朝日新聞によれば、ブッシュは、そのフリードマンの死去にあたって「アメリカは偉大な国民を失った」と語ったそうである。それほどアメリカではフリードマンの経済思想が重宝されたということだろう。フリードマンは、戦後の世界各国でそれまで主流であったケインズ理論を「政府の財政支出が物価上昇と失業を加速させる」と非難、徹底した市場主義を主張したのだった。
以来、フリードマンは70年代のニクソン大統領から共和党の経済政策のブレーンとして歓迎され、さらにレーガン政権やサッチャー政権でその経済思想が取り込まれ、それは規制緩和政策に反映された。
これほどの隆盛を誇ったフリードマンの理論と新自由主義だが、先のアメリカの中間選挙では、ブッシュの経済政策を「市場優先」と批判した民主党が勝利した。一方の日本では、今日、小泉流「構造改革」とそれにつづく安倍政権のもとで、社会全体を格差が覆い、それに苦しむ人は限りない。そしてアメリカ大陸では、いまや反新自由主義の政権が中南米で広がりつつあり、確固とした潮流となった。少なくとも中南米では新自由主義は打倒すべき対象なのだ。これを新自由主義凋落の兆候とみるのは少しうがち過ぎか。
新自由主義の巨星落つ。
いま一人の政治家とは、仏社会党の大統領候補に選ばれたセゴレーヌ・ロワイヤル元環境相である。はたしてフランスの新しい星となりうるか。以下、毎日新聞から引用する。

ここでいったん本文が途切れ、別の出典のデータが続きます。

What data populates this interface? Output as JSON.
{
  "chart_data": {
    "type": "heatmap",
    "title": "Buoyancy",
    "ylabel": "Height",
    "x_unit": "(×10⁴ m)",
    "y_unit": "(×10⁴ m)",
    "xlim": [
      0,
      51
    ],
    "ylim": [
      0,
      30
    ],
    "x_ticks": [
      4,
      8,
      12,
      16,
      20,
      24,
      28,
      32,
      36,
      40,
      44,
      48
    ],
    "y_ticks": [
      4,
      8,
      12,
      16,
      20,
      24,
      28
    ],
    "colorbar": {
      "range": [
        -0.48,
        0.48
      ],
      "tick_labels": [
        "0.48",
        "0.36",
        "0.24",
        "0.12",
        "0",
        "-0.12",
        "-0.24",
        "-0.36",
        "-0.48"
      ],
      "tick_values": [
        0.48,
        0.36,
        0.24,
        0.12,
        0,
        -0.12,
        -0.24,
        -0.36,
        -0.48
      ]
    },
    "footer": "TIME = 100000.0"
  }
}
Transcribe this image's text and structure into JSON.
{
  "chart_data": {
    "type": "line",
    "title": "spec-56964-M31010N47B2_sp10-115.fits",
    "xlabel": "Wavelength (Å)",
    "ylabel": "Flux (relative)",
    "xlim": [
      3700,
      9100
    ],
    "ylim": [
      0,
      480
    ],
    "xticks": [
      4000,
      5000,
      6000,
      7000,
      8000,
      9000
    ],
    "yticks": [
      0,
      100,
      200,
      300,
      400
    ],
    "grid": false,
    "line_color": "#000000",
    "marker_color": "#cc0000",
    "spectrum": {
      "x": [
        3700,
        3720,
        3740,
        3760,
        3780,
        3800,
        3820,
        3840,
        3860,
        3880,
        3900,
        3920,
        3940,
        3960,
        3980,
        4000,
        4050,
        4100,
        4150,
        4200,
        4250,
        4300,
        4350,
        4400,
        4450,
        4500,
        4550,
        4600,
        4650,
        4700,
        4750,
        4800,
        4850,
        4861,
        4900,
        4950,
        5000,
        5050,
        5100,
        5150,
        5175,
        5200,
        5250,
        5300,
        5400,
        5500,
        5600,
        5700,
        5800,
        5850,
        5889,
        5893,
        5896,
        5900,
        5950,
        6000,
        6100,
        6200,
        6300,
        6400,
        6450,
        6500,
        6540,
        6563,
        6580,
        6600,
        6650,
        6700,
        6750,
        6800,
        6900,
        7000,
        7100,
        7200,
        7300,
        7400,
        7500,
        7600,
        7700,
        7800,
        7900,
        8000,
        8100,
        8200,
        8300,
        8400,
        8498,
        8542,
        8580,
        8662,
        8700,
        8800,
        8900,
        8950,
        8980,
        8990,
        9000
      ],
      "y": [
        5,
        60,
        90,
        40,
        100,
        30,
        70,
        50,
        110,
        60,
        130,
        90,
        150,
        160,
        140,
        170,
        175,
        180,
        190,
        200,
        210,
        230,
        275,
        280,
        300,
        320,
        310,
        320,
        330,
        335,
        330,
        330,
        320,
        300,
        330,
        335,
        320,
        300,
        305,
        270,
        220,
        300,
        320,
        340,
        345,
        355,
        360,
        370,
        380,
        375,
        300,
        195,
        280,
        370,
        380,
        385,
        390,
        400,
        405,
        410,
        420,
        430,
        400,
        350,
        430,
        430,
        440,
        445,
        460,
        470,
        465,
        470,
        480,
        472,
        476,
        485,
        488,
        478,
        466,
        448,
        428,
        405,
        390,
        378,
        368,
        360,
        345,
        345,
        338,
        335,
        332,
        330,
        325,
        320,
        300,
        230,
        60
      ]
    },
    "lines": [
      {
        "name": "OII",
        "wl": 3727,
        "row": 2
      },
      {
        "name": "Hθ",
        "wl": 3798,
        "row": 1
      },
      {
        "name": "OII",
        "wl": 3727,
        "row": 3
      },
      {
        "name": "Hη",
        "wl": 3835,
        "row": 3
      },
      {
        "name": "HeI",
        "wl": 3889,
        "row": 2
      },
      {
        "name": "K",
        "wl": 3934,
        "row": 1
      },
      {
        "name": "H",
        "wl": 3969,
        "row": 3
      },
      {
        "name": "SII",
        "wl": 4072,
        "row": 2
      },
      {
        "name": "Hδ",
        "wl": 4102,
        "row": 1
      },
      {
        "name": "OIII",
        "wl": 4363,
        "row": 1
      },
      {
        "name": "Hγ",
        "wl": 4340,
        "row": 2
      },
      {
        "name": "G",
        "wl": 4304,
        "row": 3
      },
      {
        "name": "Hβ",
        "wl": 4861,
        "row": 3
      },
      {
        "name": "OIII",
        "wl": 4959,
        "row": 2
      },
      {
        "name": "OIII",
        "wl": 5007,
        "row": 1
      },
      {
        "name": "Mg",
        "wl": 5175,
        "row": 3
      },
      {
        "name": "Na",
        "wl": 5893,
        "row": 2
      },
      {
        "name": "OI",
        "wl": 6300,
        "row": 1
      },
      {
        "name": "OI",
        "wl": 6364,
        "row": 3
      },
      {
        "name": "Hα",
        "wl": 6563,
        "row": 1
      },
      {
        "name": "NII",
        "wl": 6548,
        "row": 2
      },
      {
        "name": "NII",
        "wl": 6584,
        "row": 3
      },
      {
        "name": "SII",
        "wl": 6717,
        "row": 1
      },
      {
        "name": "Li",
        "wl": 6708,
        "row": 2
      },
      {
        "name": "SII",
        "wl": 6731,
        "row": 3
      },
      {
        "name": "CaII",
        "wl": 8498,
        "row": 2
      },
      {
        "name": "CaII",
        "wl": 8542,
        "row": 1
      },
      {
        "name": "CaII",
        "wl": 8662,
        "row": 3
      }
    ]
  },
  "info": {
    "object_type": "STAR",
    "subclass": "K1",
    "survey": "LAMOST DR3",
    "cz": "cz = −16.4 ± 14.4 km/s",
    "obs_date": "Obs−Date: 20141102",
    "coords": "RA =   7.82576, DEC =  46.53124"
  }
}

来春の大統領選に向けたフランス社会党の公認候補を選ぶための党員投票で党選管は17日未明(日本時間同日朝)セゴレーヌ・ロワイヤル元家庭・児童担当相(53)が過半数を得て、党指名を獲得したと発表した。来年1月に指名を決める与党・国民運動連合の候補者との一騎打ちが予想され、ロワイヤル氏はフランス史上初の女性大統領と、12年ぶりの社会党政権奪還を目指す。 セゴレーヌ・ロワイヤル氏 53年9月、フランス統治下のセネガル首都ダカール生まれ。エリート校の仏国立行政学院(ENA)卒業後、行政裁判所判事、国民議会(下院)議員などを経て、ミッテラン政権(社会党)下の92年に初入閣。環境相、家庭・児童担当相などを歴任した。現在は、ポワトゥー・シャラント地域圏議会議長。今年6月には、罪を犯した16歳以上を収容する「軍隊式学校を設立して矯正すべきだ」と右派的発言をし直後の世論調査で高い支持を得た。 |
シカゴ学派;シカゴ大学を中心に確立された競争と自由市場の有効性を説く学派。現代では元シカゴ大学教授のミルトン=フリードマンを中心に、新自由主義とマネタリズムを標榜する。
マネタリズム;政府の裁量による財政・金融政策の有効性を主張するケインズ経済学を批判し、市場機構のはたらきに信頼をおき、貨幣供給の固定化を提唱する政策的立場。フリードマンに代表される。